I think the problem was pH, as attapulgite and also sepiolite have pH 8+. Structure stayed fine after a year of growth.

Some company decided to fire the attapulgite, reducing some of pH and water retention to get more stable peebles. They called it sakadama, but it is as expensive as akadama, so they won't succeed much.

Next season I will try again attapulgite in a seedling of Holm oak, as they like alcaline soils.
 
I love seeing experiments with different substrates.

The only thing I may be able to point out is that the heel cutting in one substrate is a confounding variable.

I'd be interested in seeing the results! Keep this thread posted.
 
Thanks for the feedback Yes the heel cutting is the odd one out, but it is in a mix where I also have a nodal cutting. It's not really for the competition, just to see how well it works compared to my standard sand setup I normally use.

Interesting that the structure stayed fine, it feels so fragile. Ph is a big downside for most of my trees.
 
I've been searching for 100% natural Moler clay in several garden centres and pet shops, but it seems impossible to find.
All of them are scented or have (a bunch of) other chemicals added.
Linda Molar, as mentioned. I have it at 10-30% in my blend. Holds water well, promotes firbous roots too. Pure I find it too wet.

attapulgite
I looked into this, and I thought it was too soft. In winter this would become a mush in 2 or 3 frost cycles.

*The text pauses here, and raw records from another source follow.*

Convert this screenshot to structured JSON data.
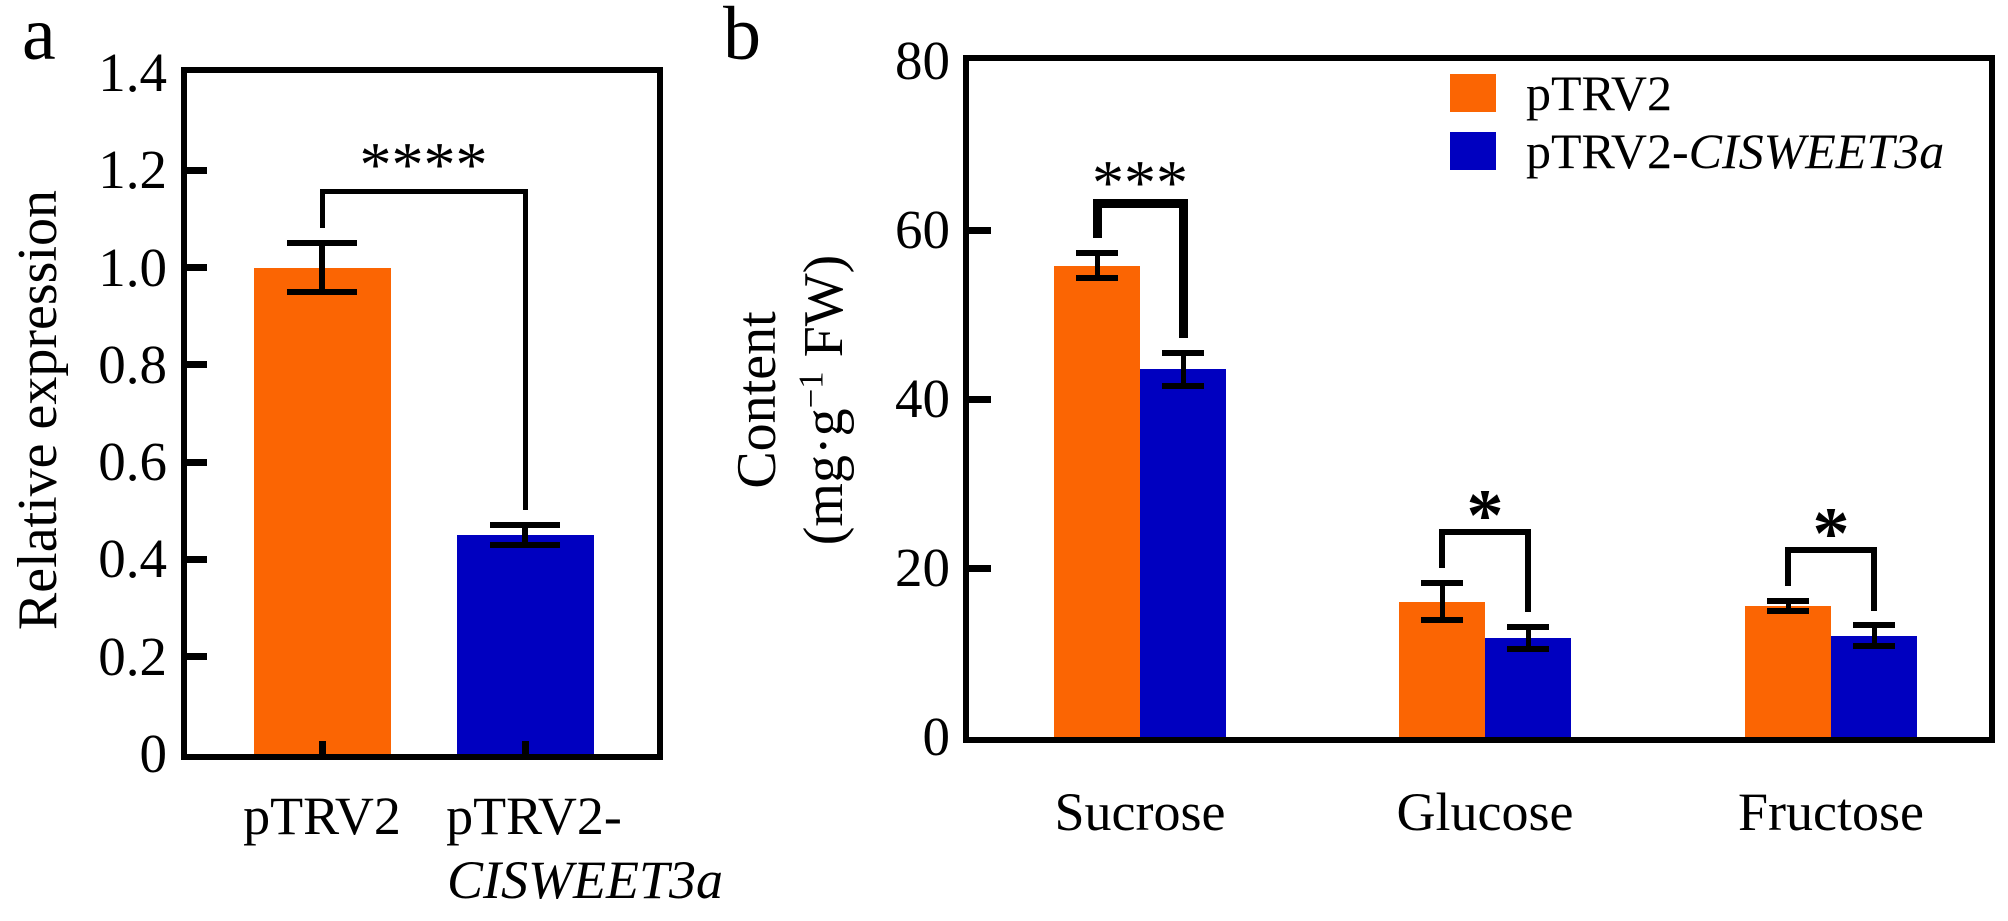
{
  "panels": [
    {
      "label": "a"
    },
    {
      "label": "b"
    }
  ],
  "colors": {
    "orange": "#fb6503",
    "blue": "#0000c0",
    "axis": "#000000"
  },
  "chart_data": [
    {
      "type": "bar",
      "panel": "a",
      "ylabel": "Relative expression",
      "ylim": [
        0,
        1.4
      ],
      "yticks": [
        "0",
        "0.2",
        "0.4",
        "0.6",
        "0.8",
        "1.0",
        "1.2",
        "1.4"
      ],
      "grid": false,
      "categories": [
        {
          "lines": [
            {
              "text": "pTRV2",
              "italic": false
            }
          ]
        },
        {
          "lines": [
            {
              "text": "pTRV2-",
              "italic": false
            },
            {
              "text": "CISWEET3a",
              "italic": true
            }
          ]
        }
      ],
      "bars": [
        {
          "category": "pTRV2",
          "value": 1.0,
          "error": 0.05,
          "color": "#fb6503"
        },
        {
          "category": "pTRV2-CISWEET3a",
          "value": 0.45,
          "error": 0.02,
          "color": "#0000c0"
        }
      ],
      "significance": [
        {
          "between": [
            "pTRV2",
            "pTRV2-CISWEET3a"
          ],
          "label": "****"
        }
      ]
    },
    {
      "type": "bar",
      "panel": "b",
      "ylabel": "Content (mg·g⁻¹ FW)",
      "ylabel_line1": "Content",
      "ylabel_line2_pre": "(mg·g",
      "ylabel_line2_sup": "−1",
      "ylabel_line2_post": " FW)",
      "ylim": [
        0,
        80
      ],
      "yticks": [
        "0",
        "20",
        "40",
        "60",
        "80"
      ],
      "grid": false,
      "legend_position": "top-right",
      "categories": [
        "Sucrose",
        "Glucose",
        "Fructose"
      ],
      "series": [
        {
          "name": "pTRV2",
          "name_prefix": "pTRV2",
          "name_gene": "",
          "color": "#fb6503",
          "values": [
            55.8,
            16.0,
            15.5
          ],
          "errors": [
            1.5,
            2.2,
            0.6
          ]
        },
        {
          "name": "pTRV2-CISWEET3a",
          "name_prefix": "pTRV2-",
          "name_gene": "CISWEET3a",
          "color": "#0000c0",
          "values": [
            43.5,
            11.7,
            12.0
          ],
          "errors": [
            2.0,
            1.3,
            1.2
          ]
        }
      ],
      "significance": [
        {
          "category": "Sucrose",
          "label": "***"
        },
        {
          "category": "Glucose",
          "label": "*"
        },
        {
          "category": "Fructose",
          "label": "*"
        }
      ]
    }
  ]
}
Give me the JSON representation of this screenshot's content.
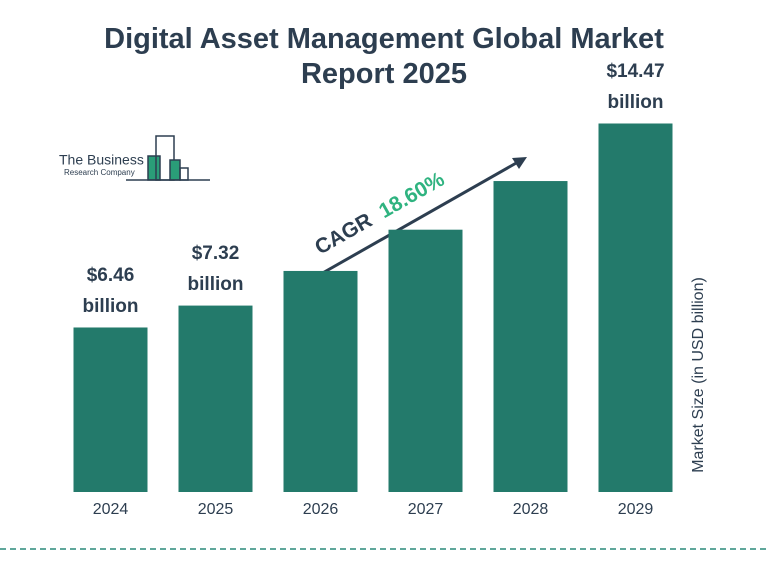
{
  "logo": {
    "line1": "The Business",
    "line2": "Research Company"
  },
  "chart_data": {
    "type": "bar",
    "title": "Digital Asset Management Global Market Report 2025",
    "y_label": "Market Size (in USD billion)",
    "annotation": {
      "label": "CAGR",
      "value": "18.60%"
    },
    "categories": [
      "2024",
      "2025",
      "2026",
      "2027",
      "2028",
      "2029"
    ],
    "values": [
      6.46,
      7.32,
      8.68,
      10.3,
      12.21,
      14.47
    ],
    "value_labels": [
      "$6.46 billion",
      "$7.32 billion",
      null,
      null,
      null,
      "$14.47 billion"
    ],
    "color": "#237a6b",
    "ylim": [
      0,
      15
    ]
  }
}
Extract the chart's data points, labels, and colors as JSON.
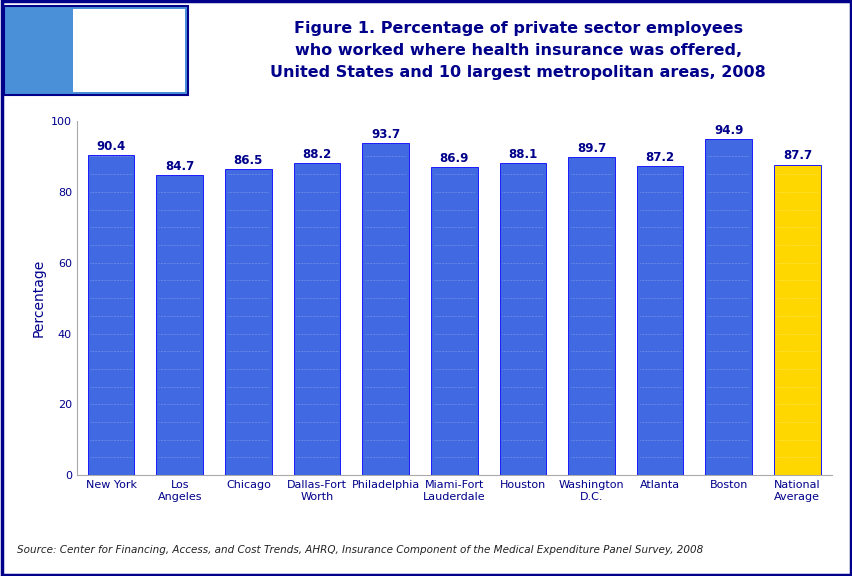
{
  "categories": [
    "New York",
    "Los\nAngeles",
    "Chicago",
    "Dallas-Fort\nWorth",
    "Philadelphia",
    "Miami-Fort\nLauderdale",
    "Houston",
    "Washington\nD.C.",
    "Atlanta",
    "Boston",
    "National\nAverage"
  ],
  "values": [
    90.4,
    84.7,
    86.5,
    88.2,
    93.7,
    86.9,
    88.1,
    89.7,
    87.2,
    94.9,
    87.7
  ],
  "bar_colors": [
    "#4169E1",
    "#4169E1",
    "#4169E1",
    "#4169E1",
    "#4169E1",
    "#4169E1",
    "#4169E1",
    "#4169E1",
    "#4169E1",
    "#4169E1",
    "#FFD700"
  ],
  "title_line1": "Figure 1. Percentage of private sector employees",
  "title_line2": "who worked where health insurance was offered,",
  "title_line3": "United States and 10 largest metropolitan areas, 2008",
  "ylabel": "Percentage",
  "ylim": [
    0,
    100
  ],
  "yticks": [
    0,
    20,
    40,
    60,
    80,
    100
  ],
  "source_text": "Source: Center for Financing, Access, and Cost Trends, AHRQ, Insurance Component of the Medical Expenditure Panel Survey, 2008",
  "title_color": "#00008B",
  "bar_edge_color": "#1a1aff",
  "label_color": "#00008B",
  "value_label_fontsize": 8.5,
  "axis_label_fontsize": 10,
  "tick_label_fontsize": 8,
  "source_fontsize": 7.5,
  "background_color": "#FFFFFF",
  "header_line_color": "#00008B",
  "outer_border_color": "#00008B",
  "logo_bg_color": "#4A90D9",
  "logo_box_color": "#FFFFFF",
  "header_bg_color": "#FFFFFF"
}
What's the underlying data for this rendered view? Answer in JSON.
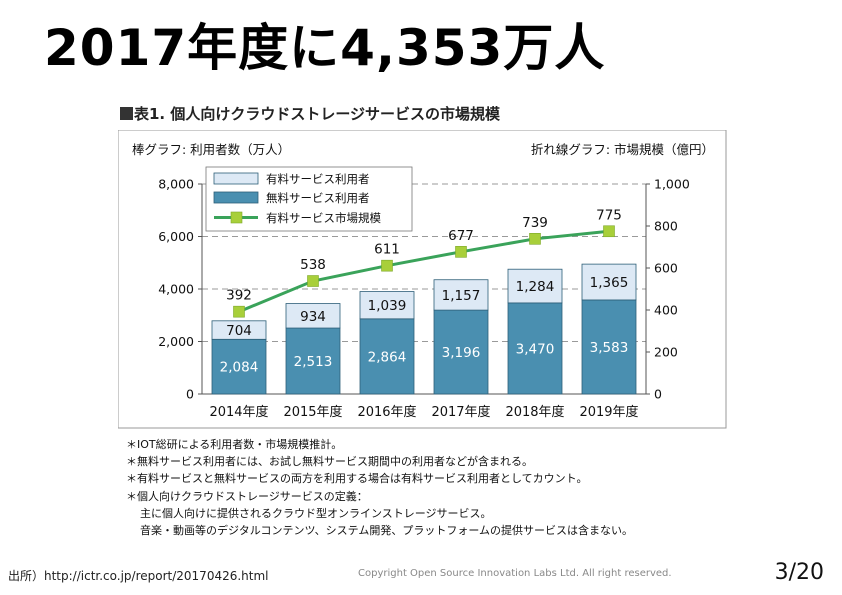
{
  "slide": {
    "title": "2017年度に4,353万人",
    "figure_caption": "表1. 個人向けクラウドストレージサービスの市場規模",
    "notes": [
      "＊IOT総研による利用者数・市場規模推計。",
      "＊無料サービス利用者には、お試し無料サービス期間中の利用者などが含まれる。",
      "＊有料サービスと無料サービスの両方を利用する場合は有料サービス利用者としてカウント。",
      "＊個人向けクラウドストレージサービスの定義："
    ],
    "notes_sub": [
      "主に個人向けに提供されるクラウド型オンラインストレージサービス。",
      "音楽・動画等のデジタルコンテンツ、システム開発、プラットフォームの提供サービスは含まない。"
    ],
    "source": "出所）http://ictr.co.jp/report/20170426.html",
    "copyright": "Copyright Open Source Innovation Labs Ltd. All right reserved.",
    "page_number": "3/20"
  },
  "chart_data": {
    "type": "bar",
    "left_axis_title": "棒グラフ: 利用者数（万人）",
    "right_axis_title": "折れ線グラフ: 市場規模（億円）",
    "categories": [
      "2014年度",
      "2015年度",
      "2016年度",
      "2017年度",
      "2018年度",
      "2019年度"
    ],
    "series": [
      {
        "name": "有料サービス利用者",
        "kind": "stacked-bar",
        "axis": "left",
        "color": "#dde9f5",
        "values": [
          704,
          934,
          1039,
          1157,
          1284,
          1365
        ]
      },
      {
        "name": "無料サービス利用者",
        "kind": "stacked-bar",
        "axis": "left",
        "color": "#4a8fb0",
        "values": [
          2084,
          2513,
          2864,
          3196,
          3470,
          3583
        ]
      },
      {
        "name": "有料サービス市場規模",
        "kind": "line",
        "axis": "right",
        "color": "#3aa35a",
        "marker_color": "#a8cf3a",
        "values": [
          392,
          538,
          611,
          677,
          739,
          775
        ]
      }
    ],
    "left_ticks": [
      "0",
      "2,000",
      "4,000",
      "6,000",
      "8,000"
    ],
    "right_ticks": [
      "0",
      "200",
      "400",
      "600",
      "800",
      "1,000"
    ],
    "left_ylim": [
      0,
      8000
    ],
    "right_ylim": [
      0,
      1000
    ],
    "grid": true,
    "legend_position": "top-left"
  }
}
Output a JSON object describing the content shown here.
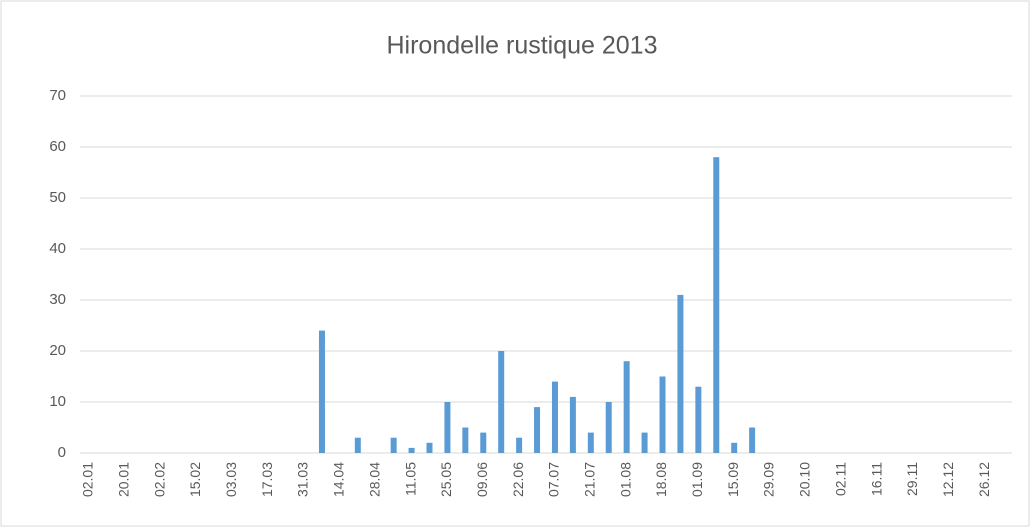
{
  "chart_data": {
    "type": "bar",
    "title": "Hirondelle rustique 2013",
    "categories": [
      "02.01",
      null,
      "20.01",
      null,
      "02.02",
      null,
      "15.02",
      null,
      "03.03",
      null,
      "17.03",
      null,
      "31.03",
      null,
      "14.04",
      null,
      "28.04",
      null,
      "11.05",
      null,
      "25.05",
      null,
      "09.06",
      null,
      "22.06",
      null,
      "07.07",
      null,
      "21.07",
      null,
      "01.08",
      null,
      "18.08",
      null,
      "01.09",
      null,
      "15.09",
      null,
      "29.09",
      null,
      "20.10",
      null,
      "02.11",
      null,
      "16.11",
      null,
      "29.11",
      null,
      "12.12",
      null,
      "26.12",
      null
    ],
    "values": [
      null,
      null,
      null,
      null,
      null,
      null,
      null,
      null,
      null,
      null,
      null,
      null,
      null,
      24,
      null,
      3,
      null,
      3,
      1,
      2,
      10,
      5,
      4,
      20,
      3,
      9,
      14,
      11,
      4,
      10,
      18,
      4,
      15,
      31,
      13,
      58,
      2,
      5,
      null,
      null,
      null,
      null,
      null,
      null,
      null,
      null,
      null,
      null,
      null,
      null,
      null,
      null
    ],
    "color": "#5b9bd5",
    "ylim": [
      0,
      70
    ],
    "yticks": [
      0,
      10,
      20,
      30,
      40,
      50,
      60,
      70
    ],
    "grid": true
  }
}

broken LECA balls (gebroken hydrokorrels) eaisly available in Germany but the grain size is usually a but too large for my liking.
Check out rigidur 'Ausgleichsschüttung '. I have used this pure, and blended for a long time. It is rather small instead of large :). Prices have gone up A LOT recently. Used to be able to get 50L for under 10 euro. Now you are looking at nearly 20E.

Seramis is another alternative, if you want clay-based

2 years ago I bought half a cubic metre of cactus substrate from Vulcatect, Lava, Bims, Zeolith. Small bags are quite expensive, but if you are a volume user with space to store, or you get a few people together, half a big bag might be priceworth. https://www.vulkatec.de/produktshop/kakteen/295/kakteensubstrat-premium/18013050

As for
there is no replacement for Akadama. The fine root growth you get from Akadama is not found in other sources.
I do not agree with the fine root development to be honest. I have recently tried and did find differences in the internode lenghth with acadama and might add a small percentage to my blend for more mature trees. Not too high, as I find that in my local climate it breaks down to fast (Last winter I have had over 25 freeze-thaw cycles, intermixed with rain, so perpetually soaked pots freezing and thawing)

 
Interesting you find molar clay too wet. I do see the same as I don't have to water it daily, which for my current setup is nice. I have a beech in 100% molar and it is not putting out a lot of growth compared to the one in potting soil. I have placed my potting soil on my garden bed which lowers the effective water table in my pot (garden bed "pulls" moisture from my pot by capillary action).

We cannot (normally) get rigidur in the Netherlands, I called gyproc (dutch part of rigips) and they don't ship it. You can get it easily in Germany e.g. OBI.

Vulkastrat has periodic 2 for 1 sales at 123planten, makes it really easy to make a choice. I got 50L for €24.

Might get that 1000L pumice one day, might store it in a raised garden bed and grow in it😂
 
All but the unsifted attapulgite have dried out. We had some rain so I have not watered them myself. The cutting unsifted attapulgite seems to push a bud, see second pic. Sifted attapulgite has a small leave but it is less green, might have been there already.